Doxorubicin, a Cytotoxic Anthracycline Antibiotic, is an Anti-Cancer Chemotherapy Agent

Topoisomerase I and II are essential enzymes in the regulation of DNA topology and super coiling. They are crucial for transcription and replication. Topoisomerase I (topo I) breaks one of the DNA strands. The enzyme relegates the break to restore the DNA with an altered linking number. The only topo I inhibitors to have undergone clinical trials as antitumor drugs are camptothecin and its structural derivatives. Topo II is an enzyme that catalyzes changes in the topology of DNA via a mechanism that involves the transient double-strand breaking and rejoining of phosphodiester bonds. This enzyme plays several key roles in DNA metabolism and chromosome structure, and it is the primary molecular target for a number of potent anticancer drugs such as etoposide. Topo II inhibitors are widely used as antitumor agents.
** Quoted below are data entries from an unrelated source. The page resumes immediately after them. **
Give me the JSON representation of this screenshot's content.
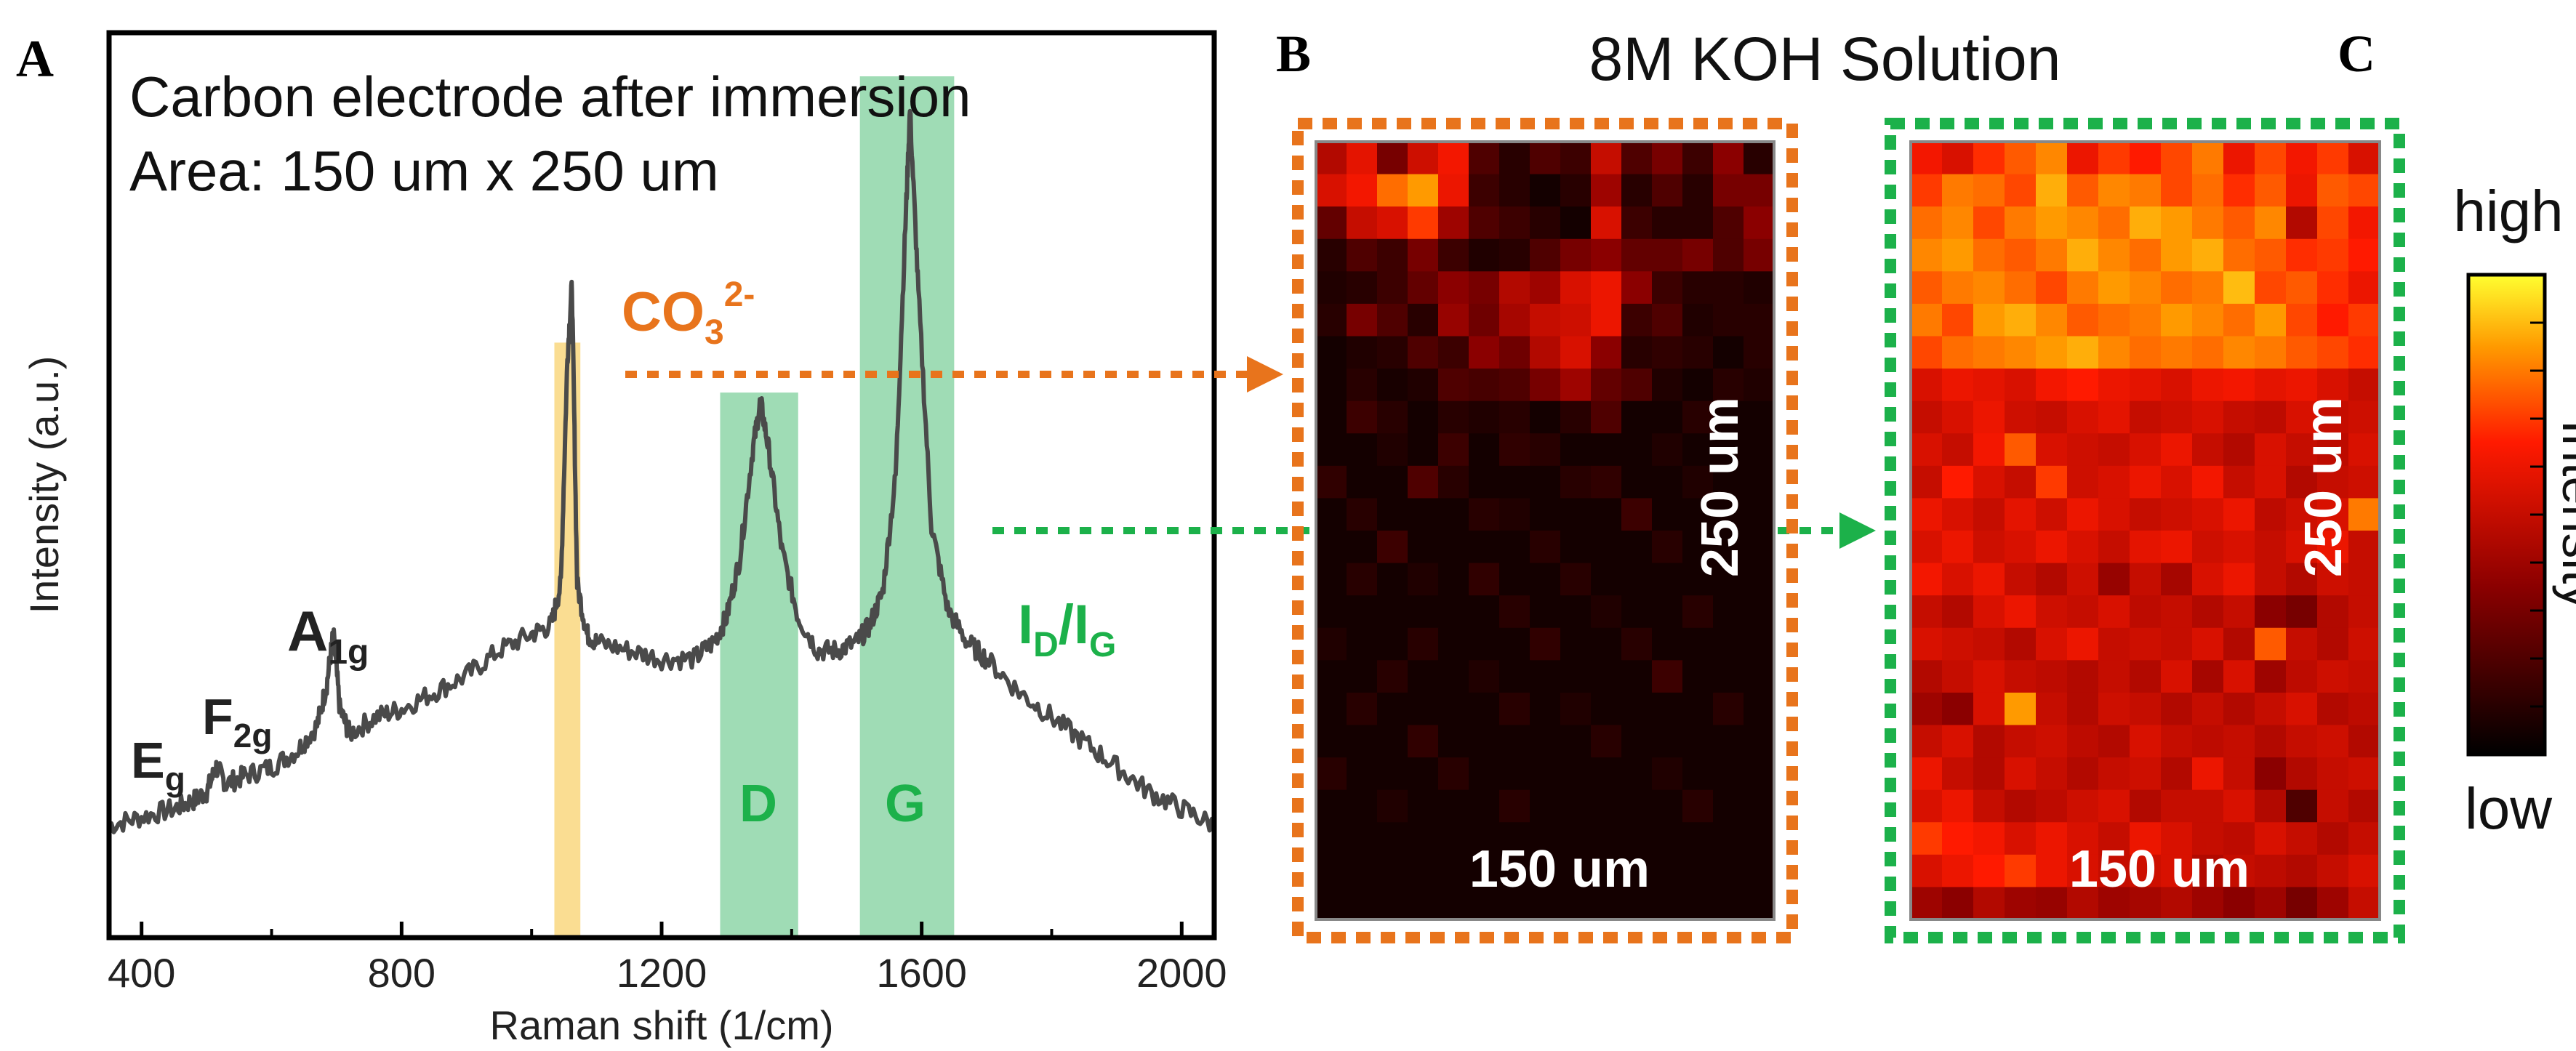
{
  "panel_labels": {
    "a": "A",
    "b": "B",
    "c": "C"
  },
  "figure_title": "8M KOH Solution",
  "colors": {
    "spectrum": "#4a4a4a",
    "carbonate_band": "#f9d77f",
    "carbon_band": "#8ed6a8",
    "orange_accent": "#e8741c",
    "green_accent": "#1cb14a"
  },
  "chart_data": [
    {
      "type": "line",
      "panel": "A",
      "annotation_lines": [
        "Carbon electrode after immersion",
        "Area: 150 um x 250 um"
      ],
      "xlabel": "Raman shift (1/cm)",
      "ylabel": "Intensity (a.u.)",
      "xlim": [
        350,
        2050
      ],
      "ylim": [
        0,
        1
      ],
      "xticks": [
        400,
        800,
        1200,
        1600,
        2000
      ],
      "yticks_shown": false,
      "series": [
        {
          "x": [
            350,
            400,
            450,
            480,
            500,
            515,
            530,
            560,
            600,
            640,
            670,
            685,
            695,
            705,
            720,
            760,
            800,
            850,
            900,
            950,
            1000,
            1030,
            1045,
            1055,
            1062,
            1070,
            1085,
            1100,
            1150,
            1200,
            1250,
            1280,
            1300,
            1320,
            1340,
            1352,
            1365,
            1385,
            1410,
            1440,
            1470,
            1500,
            1520,
            1540,
            1560,
            1575,
            1582,
            1595,
            1615,
            1640,
            1670,
            1700,
            1750,
            1800,
            1850,
            1900,
            1950,
            2000,
            2050
          ],
          "y": [
            0.1,
            0.11,
            0.12,
            0.13,
            0.14,
            0.17,
            0.15,
            0.16,
            0.17,
            0.19,
            0.22,
            0.27,
            0.33,
            0.24,
            0.21,
            0.23,
            0.24,
            0.26,
            0.28,
            0.31,
            0.33,
            0.34,
            0.39,
            0.66,
            0.75,
            0.39,
            0.33,
            0.32,
            0.31,
            0.3,
            0.3,
            0.32,
            0.35,
            0.42,
            0.55,
            0.61,
            0.55,
            0.43,
            0.35,
            0.31,
            0.31,
            0.32,
            0.34,
            0.38,
            0.52,
            0.82,
            0.96,
            0.74,
            0.46,
            0.36,
            0.32,
            0.3,
            0.26,
            0.23,
            0.2,
            0.17,
            0.14,
            0.12,
            0.1
          ]
        }
      ],
      "peak_labels": [
        {
          "base": "E",
          "sub": "g",
          "sup": "",
          "x": 420
        },
        {
          "base": "F",
          "sub": "2g",
          "sup": "",
          "x": 520
        },
        {
          "base": "A",
          "sub": "1g",
          "sup": "",
          "x": 690
        },
        {
          "base": "CO",
          "sub": "3",
          "sup": "2-",
          "x": 1150
        },
        {
          "base": "I",
          "sub": "D",
          "sup": "",
          "x": 1240
        },
        {
          "base": "I",
          "sub": "G",
          "sup": "",
          "x": 1300
        }
      ],
      "ratio_separator": "/",
      "bands": [
        {
          "name": "carbonate",
          "label": "",
          "x_range": [
            1035,
            1075
          ]
        },
        {
          "name": "D",
          "label": "D",
          "x_range": [
            1290,
            1410
          ]
        },
        {
          "name": "G",
          "label": "G",
          "x_range": [
            1505,
            1650
          ]
        }
      ]
    },
    {
      "type": "heatmap",
      "panel": "B",
      "mapped_quantity": "CO3 2-",
      "xlabel": "150 um",
      "ylabel": "250 um",
      "columns": 15,
      "rows": 24,
      "colormap": "black-red-yellow",
      "scale": "0 = low, 1 = high",
      "values": [
        [
          0.45,
          0.58,
          0.3,
          0.52,
          0.62,
          0.2,
          0.1,
          0.2,
          0.15,
          0.5,
          0.2,
          0.3,
          0.15,
          0.35,
          0.1
        ],
        [
          0.55,
          0.62,
          0.78,
          0.85,
          0.6,
          0.15,
          0.1,
          0.05,
          0.1,
          0.4,
          0.1,
          0.2,
          0.1,
          0.3,
          0.3
        ],
        [
          0.25,
          0.5,
          0.55,
          0.7,
          0.4,
          0.2,
          0.15,
          0.1,
          0.05,
          0.55,
          0.15,
          0.1,
          0.1,
          0.2,
          0.35
        ],
        [
          0.1,
          0.2,
          0.15,
          0.3,
          0.15,
          0.08,
          0.1,
          0.2,
          0.3,
          0.35,
          0.25,
          0.25,
          0.3,
          0.2,
          0.3
        ],
        [
          0.08,
          0.1,
          0.15,
          0.25,
          0.35,
          0.3,
          0.45,
          0.4,
          0.55,
          0.6,
          0.35,
          0.15,
          0.1,
          0.1,
          0.08
        ],
        [
          0.1,
          0.3,
          0.2,
          0.1,
          0.38,
          0.28,
          0.42,
          0.5,
          0.52,
          0.6,
          0.15,
          0.2,
          0.08,
          0.1,
          0.1
        ],
        [
          0.05,
          0.08,
          0.1,
          0.2,
          0.15,
          0.35,
          0.28,
          0.45,
          0.55,
          0.35,
          0.1,
          0.12,
          0.1,
          0.05,
          0.1
        ],
        [
          0.05,
          0.1,
          0.06,
          0.08,
          0.2,
          0.18,
          0.2,
          0.3,
          0.4,
          0.25,
          0.2,
          0.08,
          0.05,
          0.1,
          0.08
        ],
        [
          0.05,
          0.15,
          0.1,
          0.05,
          0.1,
          0.08,
          0.1,
          0.05,
          0.1,
          0.2,
          0.05,
          0.05,
          0.1,
          0.05,
          0.05
        ],
        [
          0.05,
          0.05,
          0.08,
          0.05,
          0.15,
          0.05,
          0.12,
          0.1,
          0.05,
          0.05,
          0.05,
          0.08,
          0.05,
          0.05,
          0.05
        ],
        [
          0.12,
          0.05,
          0.05,
          0.2,
          0.1,
          0.05,
          0.05,
          0.05,
          0.1,
          0.12,
          0.05,
          0.05,
          0.08,
          0.05,
          0.05
        ],
        [
          0.05,
          0.1,
          0.05,
          0.05,
          0.05,
          0.1,
          0.08,
          0.05,
          0.05,
          0.05,
          0.15,
          0.05,
          0.05,
          0.05,
          0.05
        ],
        [
          0.05,
          0.05,
          0.15,
          0.05,
          0.05,
          0.05,
          0.05,
          0.1,
          0.05,
          0.05,
          0.05,
          0.1,
          0.05,
          0.05,
          0.05
        ],
        [
          0.05,
          0.1,
          0.05,
          0.08,
          0.05,
          0.12,
          0.05,
          0.05,
          0.1,
          0.05,
          0.05,
          0.05,
          0.05,
          0.05,
          0.05
        ],
        [
          0.05,
          0.05,
          0.05,
          0.05,
          0.05,
          0.05,
          0.1,
          0.05,
          0.05,
          0.08,
          0.05,
          0.05,
          0.1,
          0.05,
          0.05
        ],
        [
          0.08,
          0.05,
          0.05,
          0.1,
          0.05,
          0.05,
          0.05,
          0.12,
          0.05,
          0.05,
          0.1,
          0.05,
          0.05,
          0.05,
          0.05
        ],
        [
          0.05,
          0.05,
          0.1,
          0.05,
          0.05,
          0.08,
          0.05,
          0.05,
          0.05,
          0.05,
          0.05,
          0.15,
          0.05,
          0.05,
          0.05
        ],
        [
          0.05,
          0.1,
          0.05,
          0.05,
          0.05,
          0.05,
          0.1,
          0.05,
          0.08,
          0.05,
          0.05,
          0.05,
          0.05,
          0.1,
          0.05
        ],
        [
          0.05,
          0.05,
          0.05,
          0.12,
          0.05,
          0.05,
          0.05,
          0.05,
          0.05,
          0.1,
          0.05,
          0.05,
          0.05,
          0.05,
          0.05
        ],
        [
          0.1,
          0.05,
          0.05,
          0.05,
          0.1,
          0.05,
          0.05,
          0.05,
          0.05,
          0.05,
          0.05,
          0.08,
          0.05,
          0.05,
          0.05
        ],
        [
          0.05,
          0.05,
          0.08,
          0.05,
          0.05,
          0.05,
          0.1,
          0.05,
          0.05,
          0.05,
          0.05,
          0.05,
          0.1,
          0.05,
          0.05
        ],
        [
          0.05,
          0.05,
          0.05,
          0.05,
          0.05,
          0.05,
          0.05,
          0.05,
          0.05,
          0.05,
          0.05,
          0.05,
          0.05,
          0.05,
          0.05
        ],
        [
          0.05,
          0.05,
          0.05,
          0.05,
          0.05,
          0.05,
          0.05,
          0.05,
          0.05,
          0.05,
          0.05,
          0.05,
          0.05,
          0.05,
          0.05
        ],
        [
          0.05,
          0.05,
          0.05,
          0.05,
          0.05,
          0.05,
          0.05,
          0.05,
          0.05,
          0.05,
          0.05,
          0.05,
          0.05,
          0.05,
          0.05
        ]
      ]
    },
    {
      "type": "heatmap",
      "panel": "C",
      "mapped_quantity": "ID/IG",
      "xlabel": "150 um",
      "ylabel": "250 um",
      "columns": 15,
      "rows": 24,
      "colormap": "black-red-yellow",
      "scale": "0 = low, 1 = high",
      "values": [
        [
          0.62,
          0.55,
          0.68,
          0.75,
          0.82,
          0.6,
          0.7,
          0.65,
          0.72,
          0.8,
          0.6,
          0.72,
          0.62,
          0.7,
          0.55
        ],
        [
          0.7,
          0.8,
          0.78,
          0.72,
          0.88,
          0.75,
          0.82,
          0.8,
          0.72,
          0.78,
          0.68,
          0.75,
          0.6,
          0.75,
          0.72
        ],
        [
          0.78,
          0.82,
          0.72,
          0.8,
          0.85,
          0.82,
          0.78,
          0.88,
          0.85,
          0.8,
          0.75,
          0.82,
          0.45,
          0.72,
          0.62
        ],
        [
          0.82,
          0.85,
          0.78,
          0.75,
          0.8,
          0.88,
          0.82,
          0.78,
          0.85,
          0.88,
          0.78,
          0.75,
          0.68,
          0.7,
          0.65
        ],
        [
          0.75,
          0.8,
          0.82,
          0.78,
          0.72,
          0.8,
          0.85,
          0.82,
          0.78,
          0.8,
          0.9,
          0.72,
          0.75,
          0.68,
          0.6
        ],
        [
          0.8,
          0.72,
          0.85,
          0.88,
          0.82,
          0.75,
          0.78,
          0.8,
          0.85,
          0.82,
          0.78,
          0.85,
          0.72,
          0.65,
          0.7
        ],
        [
          0.72,
          0.78,
          0.8,
          0.82,
          0.85,
          0.88,
          0.82,
          0.78,
          0.8,
          0.78,
          0.82,
          0.8,
          0.75,
          0.72,
          0.68
        ],
        [
          0.55,
          0.6,
          0.58,
          0.55,
          0.62,
          0.65,
          0.6,
          0.58,
          0.55,
          0.6,
          0.62,
          0.58,
          0.6,
          0.55,
          0.5
        ],
        [
          0.5,
          0.55,
          0.6,
          0.52,
          0.5,
          0.55,
          0.58,
          0.5,
          0.52,
          0.55,
          0.5,
          0.48,
          0.55,
          0.5,
          0.52
        ],
        [
          0.55,
          0.5,
          0.62,
          0.75,
          0.55,
          0.52,
          0.5,
          0.55,
          0.6,
          0.5,
          0.45,
          0.55,
          0.5,
          0.48,
          0.55
        ],
        [
          0.5,
          0.65,
          0.55,
          0.5,
          0.7,
          0.52,
          0.55,
          0.6,
          0.55,
          0.62,
          0.5,
          0.55,
          0.45,
          0.5,
          0.52
        ],
        [
          0.6,
          0.55,
          0.5,
          0.58,
          0.52,
          0.6,
          0.55,
          0.5,
          0.52,
          0.55,
          0.6,
          0.48,
          0.52,
          0.55,
          0.8
        ],
        [
          0.55,
          0.6,
          0.52,
          0.55,
          0.6,
          0.55,
          0.5,
          0.58,
          0.6,
          0.52,
          0.55,
          0.5,
          0.55,
          0.6,
          0.5
        ],
        [
          0.62,
          0.55,
          0.6,
          0.5,
          0.45,
          0.52,
          0.38,
          0.5,
          0.42,
          0.55,
          0.6,
          0.5,
          0.45,
          0.52,
          0.5
        ],
        [
          0.5,
          0.45,
          0.55,
          0.6,
          0.52,
          0.5,
          0.55,
          0.48,
          0.5,
          0.45,
          0.5,
          0.35,
          0.3,
          0.45,
          0.5
        ],
        [
          0.55,
          0.52,
          0.5,
          0.45,
          0.55,
          0.6,
          0.5,
          0.52,
          0.5,
          0.55,
          0.45,
          0.75,
          0.5,
          0.45,
          0.52
        ],
        [
          0.45,
          0.5,
          0.55,
          0.5,
          0.48,
          0.45,
          0.5,
          0.45,
          0.55,
          0.42,
          0.55,
          0.4,
          0.48,
          0.52,
          0.5
        ],
        [
          0.4,
          0.35,
          0.55,
          0.85,
          0.5,
          0.45,
          0.52,
          0.5,
          0.45,
          0.5,
          0.45,
          0.5,
          0.55,
          0.45,
          0.48
        ],
        [
          0.5,
          0.55,
          0.45,
          0.5,
          0.52,
          0.48,
          0.45,
          0.55,
          0.5,
          0.48,
          0.5,
          0.45,
          0.5,
          0.52,
          0.45
        ],
        [
          0.6,
          0.5,
          0.45,
          0.55,
          0.5,
          0.45,
          0.5,
          0.52,
          0.45,
          0.6,
          0.5,
          0.35,
          0.45,
          0.5,
          0.52
        ],
        [
          0.55,
          0.6,
          0.5,
          0.45,
          0.48,
          0.52,
          0.55,
          0.45,
          0.5,
          0.5,
          0.55,
          0.45,
          0.2,
          0.5,
          0.45
        ],
        [
          0.7,
          0.65,
          0.62,
          0.55,
          0.6,
          0.55,
          0.5,
          0.6,
          0.55,
          0.5,
          0.48,
          0.55,
          0.5,
          0.45,
          0.5
        ],
        [
          0.55,
          0.6,
          0.65,
          0.7,
          0.6,
          0.55,
          0.5,
          0.52,
          0.55,
          0.45,
          0.5,
          0.48,
          0.45,
          0.5,
          0.55
        ],
        [
          0.4,
          0.35,
          0.45,
          0.4,
          0.38,
          0.45,
          0.4,
          0.42,
          0.45,
          0.4,
          0.35,
          0.4,
          0.3,
          0.4,
          0.5
        ]
      ]
    }
  ],
  "colorbar": {
    "high_label": "high",
    "low_label": "low",
    "title": "Intensity"
  }
}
Doxorubicin is a potent human DNA topoisomerase I and topoisomerase II inhibitor.

Doxorubicin, an antibiotic and an anti-cancer chemotherapy agent, inhibits DNA topo I and topo II.

It is a cytotoxic anthracycline antibiotic. Doxorubicin is an anti-cancer chemotherapy agent. Moreover, it is a potent human DNA Topo I and Topo II inhibitor with IC50s of 0.8 μM and 2.67 μM, respectively. Doxorubicin also reduces basal phosphorylation of AMPK and its downstream target acetyl-CoA carboxylase. It also induces apoptosis and autophagy. In addition, it decreases the viability of MCF-10F, MCF-7 and MDA-MB-231 cells in a time- and dose-dependent manner. Doxorubicin also results in Hct-116 human colon carcinoma cells reduction in G0/G1 phase and accumulation in G2 phase. Furthermore, Doxorubicin induces apoptosis by upregulating Bax, caspase-8, and caspase-3 and downregulation of Bcl-2 protein expression.

In summary, anthracycline antibiotic Doxorubicin belongs among the most important antineoplastic agent used in cancer therapy. Doxorubicin activated apoptosis by inducing proteolytic processing of Bcl-2 family, caspases and simultaneously decreased oxidative stress by influencing ROS damage in MCF-7 and MDA-MB-231 cell lines.